There were many other ruins to check out, including the treasuries, the theater, the gymnasium, and the stadium. The stadium was very interesting to look at but it was quite a hike from the rest of the ruins. I definitely wasn’t expecting such a strenuous hill to walk up to get to it, however I was glad to get to see it. The most impressive part of it was the stone seating, which was added during Herodes Atticus’s remodeling efforts somewhere around the second century AD. It could seat over 6,000 spectators.

As for the famous Oracle of Delphi, well, we didn’t exactly seek her guidance. In ancient times, people would flock to Delphi to ask advice of a High Priestess who channeled the spirit of Apollo in order to find answers. People trusted the process so much, it was often thought that no major decision could be made without seeking this guidance.

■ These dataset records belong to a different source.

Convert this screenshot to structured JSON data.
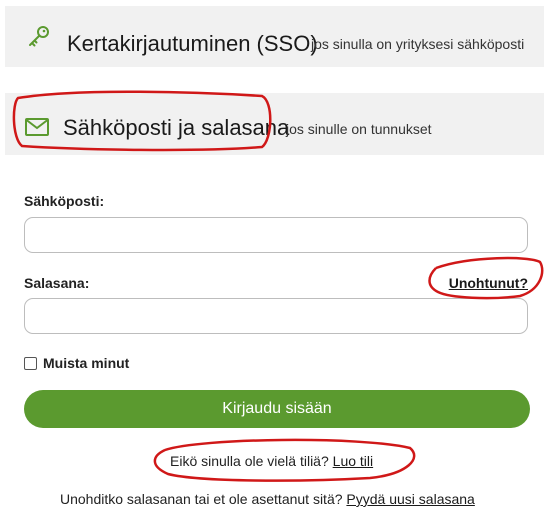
{
  "sso": {
    "title": "Kertakirjautuminen (SSO)",
    "description": "jos sinulla on yrityksesi sähköposti",
    "icon": "key-icon"
  },
  "email_login": {
    "title": "Sähköposti ja salasana",
    "description": "jos sinulle on tunnukset",
    "icon": "envelope-icon"
  },
  "form": {
    "email_label": "Sähköposti:",
    "email_value": "",
    "password_label": "Salasana:",
    "password_value": "",
    "forgot_link": "Unohtunut?",
    "remember_label": "Muista minut",
    "submit_label": "Kirjaudu sisään"
  },
  "footer": {
    "no_account_text": "Eikö sinulla ole vielä tiliä?",
    "create_account_link": "Luo tili",
    "reset_text": "Unohditko salasanan tai et ole asettanut sitä?",
    "reset_link": "Pyydä uusi salasana"
  },
  "colors": {
    "accent": "#5b9a2f",
    "panel_bg": "#f1f1f1",
    "annotation": "#d01818"
  }
}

Our final stop of the day here was the nearly empty Delphi Archaeological Museum, which we explored in great depth. There was one other family touring the space that we kept encountering, but other than that and the museum staffers scattered around, there was not a soul. Why was this stunning museum so empty!? A lot of the statues that were discovered out in the ruins were preserved and moved into the museum, as well as quite a few ancient friezes and the impressive Sphinx of Naxos.